Cominciano a sparare alcuni fuochi di artificio. ce li godiamo seduti,
ma poco dopo ci guardiamo e decidiamo di tronare allo stadio, tanto per
essere sicuri di poterci godere dal vivo quelli che verranno.
ore
21.40: Usciamo dalla piazzetta e anche stavolta il taxi, questa volta
davvero quello giusto, uno dei pochi taxi con il pass olimpico,
guadagnato dal tassita grazie alla sua diligenza sul lavoro. Ne va
fiero, io anche. Poi mi guardo nella borsa, tutti e tre con i nostri
bei pass gialli, fieri e un po’ imbarazzati, i blocchi delle strade si
aprono e in pochissimo arriviamo fino al limite del water cube.
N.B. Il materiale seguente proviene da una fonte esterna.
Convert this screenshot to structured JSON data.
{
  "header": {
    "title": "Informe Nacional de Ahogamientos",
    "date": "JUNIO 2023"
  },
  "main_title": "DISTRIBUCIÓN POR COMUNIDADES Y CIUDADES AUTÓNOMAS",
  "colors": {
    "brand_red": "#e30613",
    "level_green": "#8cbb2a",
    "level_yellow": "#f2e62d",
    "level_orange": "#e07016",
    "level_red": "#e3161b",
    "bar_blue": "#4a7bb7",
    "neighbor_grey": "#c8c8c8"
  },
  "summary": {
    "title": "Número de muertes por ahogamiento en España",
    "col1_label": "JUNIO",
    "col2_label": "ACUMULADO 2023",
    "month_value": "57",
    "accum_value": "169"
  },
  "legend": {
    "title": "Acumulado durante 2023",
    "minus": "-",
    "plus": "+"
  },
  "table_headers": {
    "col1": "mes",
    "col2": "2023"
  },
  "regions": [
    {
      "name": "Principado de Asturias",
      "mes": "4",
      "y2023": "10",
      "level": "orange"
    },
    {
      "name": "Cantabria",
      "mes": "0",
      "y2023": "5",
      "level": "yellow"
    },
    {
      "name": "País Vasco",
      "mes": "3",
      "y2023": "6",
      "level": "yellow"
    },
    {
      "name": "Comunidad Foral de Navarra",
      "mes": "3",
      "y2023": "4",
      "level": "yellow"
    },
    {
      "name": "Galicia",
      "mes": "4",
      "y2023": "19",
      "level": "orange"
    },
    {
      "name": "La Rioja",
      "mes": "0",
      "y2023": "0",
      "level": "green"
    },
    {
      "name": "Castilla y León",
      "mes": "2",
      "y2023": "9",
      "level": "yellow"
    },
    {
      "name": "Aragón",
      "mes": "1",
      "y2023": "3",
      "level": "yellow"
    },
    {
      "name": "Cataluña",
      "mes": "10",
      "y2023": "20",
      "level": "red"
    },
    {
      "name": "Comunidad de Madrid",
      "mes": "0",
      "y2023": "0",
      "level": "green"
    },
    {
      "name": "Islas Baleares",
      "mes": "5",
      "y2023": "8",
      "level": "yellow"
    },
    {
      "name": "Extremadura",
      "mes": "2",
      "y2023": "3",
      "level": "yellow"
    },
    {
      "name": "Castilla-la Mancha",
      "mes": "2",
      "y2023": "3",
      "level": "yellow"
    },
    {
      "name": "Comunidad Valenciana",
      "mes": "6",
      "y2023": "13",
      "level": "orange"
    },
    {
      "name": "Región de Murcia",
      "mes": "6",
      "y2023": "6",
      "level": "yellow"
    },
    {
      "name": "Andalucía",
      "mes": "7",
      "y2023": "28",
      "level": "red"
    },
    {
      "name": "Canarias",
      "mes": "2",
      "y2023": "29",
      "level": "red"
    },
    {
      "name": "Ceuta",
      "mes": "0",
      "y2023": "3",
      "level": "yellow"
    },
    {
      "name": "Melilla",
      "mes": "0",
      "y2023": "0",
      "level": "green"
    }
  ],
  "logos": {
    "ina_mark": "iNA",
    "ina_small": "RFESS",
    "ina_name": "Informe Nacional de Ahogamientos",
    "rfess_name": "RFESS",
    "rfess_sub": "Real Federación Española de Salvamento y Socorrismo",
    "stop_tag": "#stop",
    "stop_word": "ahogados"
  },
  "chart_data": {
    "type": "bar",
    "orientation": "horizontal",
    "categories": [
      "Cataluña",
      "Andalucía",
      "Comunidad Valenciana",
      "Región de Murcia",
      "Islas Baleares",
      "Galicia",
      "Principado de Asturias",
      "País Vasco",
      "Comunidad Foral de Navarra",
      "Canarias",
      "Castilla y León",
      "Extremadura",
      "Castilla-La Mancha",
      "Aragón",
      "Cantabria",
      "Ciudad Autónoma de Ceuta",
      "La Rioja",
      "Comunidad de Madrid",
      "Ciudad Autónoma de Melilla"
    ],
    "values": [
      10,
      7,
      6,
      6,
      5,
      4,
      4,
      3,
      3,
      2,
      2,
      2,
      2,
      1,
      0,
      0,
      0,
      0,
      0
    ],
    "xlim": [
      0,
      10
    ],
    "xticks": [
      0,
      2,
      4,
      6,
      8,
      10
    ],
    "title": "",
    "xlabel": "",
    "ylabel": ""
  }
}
Più
avanti non si può, o hai avuto culo per avere il biglietto di ingresso*,
o hai speso 500 euro minimo.
ore 22.00: Che
facciamo? In mezzo al marciapiede, accanto a noi un militare con la
ricetrasmittente sempre in funzione, noi seduti sui un gradino, al lato
sinistro il palazzone bianco, che proittava fari luminosi
lontanissimi, sopra di noi 2 elicotteri non smettono di volare e
spostare l’aria afosa. Mi sdraio addirittura in attesa, le chiacchiere
si perdono tra la mia vita e la sua. Io la Cina e miei viaggi
precedenti, commenti sul paese, lui, licenziatosi dalla Germania vive
in Italia, nell’azienda mamma delle mamme. Di nuovo stanchezza ma
continuo a chiacchierare liberamente senza chiedere troppo di
specifico, ci perdiamo tra questo e quello. The eternal sunshine of the
spotless mind, concordiamo sul disgusto del nome italiano. Il tempo
passa, un accenno di fuochi. Mi vene il dubbio che non ci siano più
fuochi, cazzo sono due ore che siamo seduti e ancora nulla di che.
Mentre so che all’interno dello stadio il burattinaio sta muovendo
magicamente i fili di tutto quanto.
ore 23.59: Scommettiamo che non fanno i fuoochi, dico io. L. mi stringe forte la mano, scommettiamo una cena giapponese.
ore 24.02: Perdo la scommessa, i fuochi hanno inizio. 15 minuti di colori nel cielo di Pechino.
Per chi vuole vedere le immagini, perfavore guardate the bigpictures. Sito geniale comunque.